I am listening to Jennifer Paxton’s lectures on medieval England, thanks to some CD I bought when the Teaching Company was still selling CDs. She was talking about that time in the history of England when the Viking raids had been so common and so successful that fairly large numbers of them just stayed in England all year instead of going “home” and then coming back to raid again. [1]
It was the men who were doing the viking, of course and when they began to farm, it was the men who did the farming. But when it appeared that they were going to stay, they send word home to bring to them the things that they would need.
I am going to pause at that point to tell you about an experiment I conducted at Starbucks ten minutes after I heard Professor Paxton.
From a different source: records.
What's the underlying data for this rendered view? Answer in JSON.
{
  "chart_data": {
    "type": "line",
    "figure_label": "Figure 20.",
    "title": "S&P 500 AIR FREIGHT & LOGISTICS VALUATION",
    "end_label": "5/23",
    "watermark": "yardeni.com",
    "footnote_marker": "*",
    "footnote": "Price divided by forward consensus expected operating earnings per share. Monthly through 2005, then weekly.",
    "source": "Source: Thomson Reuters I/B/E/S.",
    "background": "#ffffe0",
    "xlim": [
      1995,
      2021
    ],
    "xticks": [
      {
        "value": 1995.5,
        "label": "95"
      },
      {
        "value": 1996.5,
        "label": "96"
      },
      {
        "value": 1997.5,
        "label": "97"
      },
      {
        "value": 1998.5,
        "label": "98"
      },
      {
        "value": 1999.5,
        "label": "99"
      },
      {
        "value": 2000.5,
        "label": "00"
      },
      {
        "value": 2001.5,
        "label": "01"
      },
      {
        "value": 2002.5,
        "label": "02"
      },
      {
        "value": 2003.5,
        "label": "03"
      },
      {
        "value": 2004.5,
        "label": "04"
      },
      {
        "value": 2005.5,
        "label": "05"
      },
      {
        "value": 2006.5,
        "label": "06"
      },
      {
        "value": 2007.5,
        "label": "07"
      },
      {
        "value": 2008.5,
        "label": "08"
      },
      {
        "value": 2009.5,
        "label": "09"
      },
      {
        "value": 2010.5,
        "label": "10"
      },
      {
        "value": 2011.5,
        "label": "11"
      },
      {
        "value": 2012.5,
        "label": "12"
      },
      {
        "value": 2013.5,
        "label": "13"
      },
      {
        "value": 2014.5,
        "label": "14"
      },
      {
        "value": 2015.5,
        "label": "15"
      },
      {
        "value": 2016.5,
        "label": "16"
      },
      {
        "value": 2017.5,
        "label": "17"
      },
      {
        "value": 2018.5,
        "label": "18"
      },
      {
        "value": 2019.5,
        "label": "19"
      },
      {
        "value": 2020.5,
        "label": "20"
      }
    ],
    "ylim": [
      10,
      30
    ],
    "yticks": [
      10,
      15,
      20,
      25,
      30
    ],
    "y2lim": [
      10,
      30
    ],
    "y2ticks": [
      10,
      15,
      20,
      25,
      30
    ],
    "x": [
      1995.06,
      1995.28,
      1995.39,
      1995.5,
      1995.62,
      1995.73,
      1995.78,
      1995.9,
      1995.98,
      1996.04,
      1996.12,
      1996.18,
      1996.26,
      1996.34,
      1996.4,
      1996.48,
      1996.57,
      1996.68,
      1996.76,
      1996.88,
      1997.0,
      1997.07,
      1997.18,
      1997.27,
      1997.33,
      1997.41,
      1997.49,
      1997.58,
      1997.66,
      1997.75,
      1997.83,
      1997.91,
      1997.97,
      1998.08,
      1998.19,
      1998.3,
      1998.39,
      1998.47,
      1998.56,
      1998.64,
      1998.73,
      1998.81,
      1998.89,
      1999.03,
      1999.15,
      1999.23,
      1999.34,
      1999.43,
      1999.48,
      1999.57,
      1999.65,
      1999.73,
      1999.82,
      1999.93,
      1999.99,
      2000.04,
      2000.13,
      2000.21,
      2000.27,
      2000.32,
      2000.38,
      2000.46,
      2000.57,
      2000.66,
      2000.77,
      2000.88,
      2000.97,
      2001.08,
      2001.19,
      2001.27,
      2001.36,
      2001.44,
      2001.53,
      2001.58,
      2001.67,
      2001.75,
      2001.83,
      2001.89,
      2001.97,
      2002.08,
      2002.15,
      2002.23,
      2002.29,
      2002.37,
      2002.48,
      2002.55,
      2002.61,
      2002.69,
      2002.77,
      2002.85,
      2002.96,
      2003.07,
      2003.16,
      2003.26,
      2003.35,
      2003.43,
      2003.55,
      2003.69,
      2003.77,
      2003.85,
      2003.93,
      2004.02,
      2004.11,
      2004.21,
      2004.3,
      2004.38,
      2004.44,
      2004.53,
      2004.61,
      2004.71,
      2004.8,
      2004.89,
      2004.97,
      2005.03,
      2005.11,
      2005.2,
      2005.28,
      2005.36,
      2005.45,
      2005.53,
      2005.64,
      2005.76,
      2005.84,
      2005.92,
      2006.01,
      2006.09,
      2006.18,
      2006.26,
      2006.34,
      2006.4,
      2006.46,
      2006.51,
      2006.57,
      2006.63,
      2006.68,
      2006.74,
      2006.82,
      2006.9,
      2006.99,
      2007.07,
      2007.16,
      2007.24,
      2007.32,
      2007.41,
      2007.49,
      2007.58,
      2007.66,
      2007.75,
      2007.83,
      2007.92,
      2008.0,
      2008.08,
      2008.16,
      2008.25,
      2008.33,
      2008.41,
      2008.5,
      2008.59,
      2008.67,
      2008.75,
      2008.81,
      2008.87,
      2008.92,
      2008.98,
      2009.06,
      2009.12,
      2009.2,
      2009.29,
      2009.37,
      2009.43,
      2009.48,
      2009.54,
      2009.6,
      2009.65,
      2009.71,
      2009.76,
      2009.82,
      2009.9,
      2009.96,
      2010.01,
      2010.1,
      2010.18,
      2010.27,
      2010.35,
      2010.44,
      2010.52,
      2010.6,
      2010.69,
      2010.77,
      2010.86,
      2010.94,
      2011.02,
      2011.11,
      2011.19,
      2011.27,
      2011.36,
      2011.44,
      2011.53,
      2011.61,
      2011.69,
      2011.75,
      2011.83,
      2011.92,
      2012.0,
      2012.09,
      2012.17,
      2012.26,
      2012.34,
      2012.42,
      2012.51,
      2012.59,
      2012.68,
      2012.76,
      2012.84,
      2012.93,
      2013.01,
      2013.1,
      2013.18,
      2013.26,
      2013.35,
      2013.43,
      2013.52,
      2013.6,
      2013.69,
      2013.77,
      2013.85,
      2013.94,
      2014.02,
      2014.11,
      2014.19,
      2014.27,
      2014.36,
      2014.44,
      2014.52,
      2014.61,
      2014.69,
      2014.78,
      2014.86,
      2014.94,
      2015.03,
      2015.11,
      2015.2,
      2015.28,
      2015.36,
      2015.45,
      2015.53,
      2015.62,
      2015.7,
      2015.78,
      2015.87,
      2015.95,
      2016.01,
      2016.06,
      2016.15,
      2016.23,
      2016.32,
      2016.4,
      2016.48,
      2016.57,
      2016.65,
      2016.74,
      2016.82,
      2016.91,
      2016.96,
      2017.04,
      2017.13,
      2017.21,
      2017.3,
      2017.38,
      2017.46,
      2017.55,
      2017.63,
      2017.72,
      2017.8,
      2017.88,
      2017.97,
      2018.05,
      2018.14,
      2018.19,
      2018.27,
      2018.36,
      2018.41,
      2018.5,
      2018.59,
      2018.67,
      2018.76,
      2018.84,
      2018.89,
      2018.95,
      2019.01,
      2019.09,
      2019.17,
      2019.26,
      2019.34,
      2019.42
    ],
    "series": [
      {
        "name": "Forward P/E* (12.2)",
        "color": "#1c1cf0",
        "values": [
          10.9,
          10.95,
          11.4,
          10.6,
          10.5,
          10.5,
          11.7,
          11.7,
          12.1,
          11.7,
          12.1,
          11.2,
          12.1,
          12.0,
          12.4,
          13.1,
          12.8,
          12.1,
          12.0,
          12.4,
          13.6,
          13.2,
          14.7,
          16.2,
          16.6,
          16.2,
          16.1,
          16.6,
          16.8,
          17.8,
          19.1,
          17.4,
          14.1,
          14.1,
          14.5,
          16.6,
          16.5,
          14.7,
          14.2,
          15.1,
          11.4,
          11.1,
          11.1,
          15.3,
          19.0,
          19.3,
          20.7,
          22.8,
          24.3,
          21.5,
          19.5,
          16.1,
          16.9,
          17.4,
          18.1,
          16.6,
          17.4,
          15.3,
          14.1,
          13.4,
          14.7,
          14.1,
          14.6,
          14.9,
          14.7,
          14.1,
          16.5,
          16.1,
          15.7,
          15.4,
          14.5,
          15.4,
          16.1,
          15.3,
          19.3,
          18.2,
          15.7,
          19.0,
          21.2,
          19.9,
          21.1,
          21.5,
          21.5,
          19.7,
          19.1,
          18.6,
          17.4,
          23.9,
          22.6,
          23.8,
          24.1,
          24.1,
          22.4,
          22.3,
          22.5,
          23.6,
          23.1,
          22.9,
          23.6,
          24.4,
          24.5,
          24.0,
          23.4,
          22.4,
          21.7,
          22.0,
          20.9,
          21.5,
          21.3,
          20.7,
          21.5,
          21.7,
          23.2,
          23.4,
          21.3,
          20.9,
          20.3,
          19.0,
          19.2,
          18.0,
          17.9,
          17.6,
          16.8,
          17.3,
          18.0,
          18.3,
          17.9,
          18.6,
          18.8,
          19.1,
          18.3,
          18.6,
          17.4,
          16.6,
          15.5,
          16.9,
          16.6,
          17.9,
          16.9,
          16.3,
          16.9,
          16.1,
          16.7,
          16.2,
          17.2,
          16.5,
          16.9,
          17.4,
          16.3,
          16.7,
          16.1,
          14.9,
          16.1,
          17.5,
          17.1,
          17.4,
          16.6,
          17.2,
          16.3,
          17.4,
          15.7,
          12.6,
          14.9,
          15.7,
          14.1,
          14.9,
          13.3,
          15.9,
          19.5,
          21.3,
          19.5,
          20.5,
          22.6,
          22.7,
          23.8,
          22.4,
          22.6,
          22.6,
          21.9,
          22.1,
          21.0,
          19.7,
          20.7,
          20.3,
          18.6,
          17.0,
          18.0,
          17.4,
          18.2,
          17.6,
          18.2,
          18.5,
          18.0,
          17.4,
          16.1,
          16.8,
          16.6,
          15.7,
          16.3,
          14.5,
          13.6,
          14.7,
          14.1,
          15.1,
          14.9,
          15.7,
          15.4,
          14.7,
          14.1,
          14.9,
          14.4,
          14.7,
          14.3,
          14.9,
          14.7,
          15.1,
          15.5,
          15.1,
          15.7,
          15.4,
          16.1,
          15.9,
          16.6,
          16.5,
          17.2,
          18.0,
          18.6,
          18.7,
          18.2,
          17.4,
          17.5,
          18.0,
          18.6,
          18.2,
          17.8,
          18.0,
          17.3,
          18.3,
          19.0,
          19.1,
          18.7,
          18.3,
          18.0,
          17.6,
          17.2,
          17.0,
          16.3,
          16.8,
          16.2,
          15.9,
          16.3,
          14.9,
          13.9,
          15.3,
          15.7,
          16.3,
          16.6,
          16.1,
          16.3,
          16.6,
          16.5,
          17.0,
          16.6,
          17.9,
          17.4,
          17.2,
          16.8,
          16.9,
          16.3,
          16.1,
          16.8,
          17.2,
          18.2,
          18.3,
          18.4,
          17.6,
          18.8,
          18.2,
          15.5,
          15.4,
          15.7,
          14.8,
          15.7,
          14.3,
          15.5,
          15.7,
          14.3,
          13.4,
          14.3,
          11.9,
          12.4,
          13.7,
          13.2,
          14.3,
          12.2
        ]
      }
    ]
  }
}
I asked each barista what the word “retainer” meant to them. One of them is currently involved with a court proceeding of some kind, and he said his mind went to an attorney, who was on retainer. One mentioned a wall that was put up to hold back the soil of a hillside. I get that one, but I have never heard it used that way. The rest of them said it reminded them of something you put in your mouth at night of keep you from grinding all the enamel off your teeth.
I have recently begun using what my dentist calls a “Nightguard,” I suppose because it is easier to get men to use them if you call them that. But I am a tooth grinder myself and I have recently been fitted for a Nightguard.
What Professor Paxton actually said in her lecture is that the men who had been viking and who were now farming, sent home for their wives, their children, and their retainers.
Is that a great picture or what? Who knew that those fierce Vikings were so careful about their teeth?
[1] I learned from Professor Paxton that “vike” is a verb. The people that the British called “the Northmen” came to do a variety of things. When they were farming, they were farmers. When they were viking, they were Viking. Apparently, “to vike’ means to raid for plunder and slaves. These people were only Vikings while they were viking.
This is a subject you can really sink your teeth into!
Just couldn’t resist that one, could you? Ha!
As a parent who has paid for two sets of braces, I can claim some expertise in what a dental retainer is (and isn’t). A retainer is what you wear after your braces come off to “retain” the correct placement of your newly aligned teeth.
A mouth guard is what we grinders wear at night in order to continue to have teeth left after all that grinding! Just thought I’d toss this clarification in on a topic I know all too well.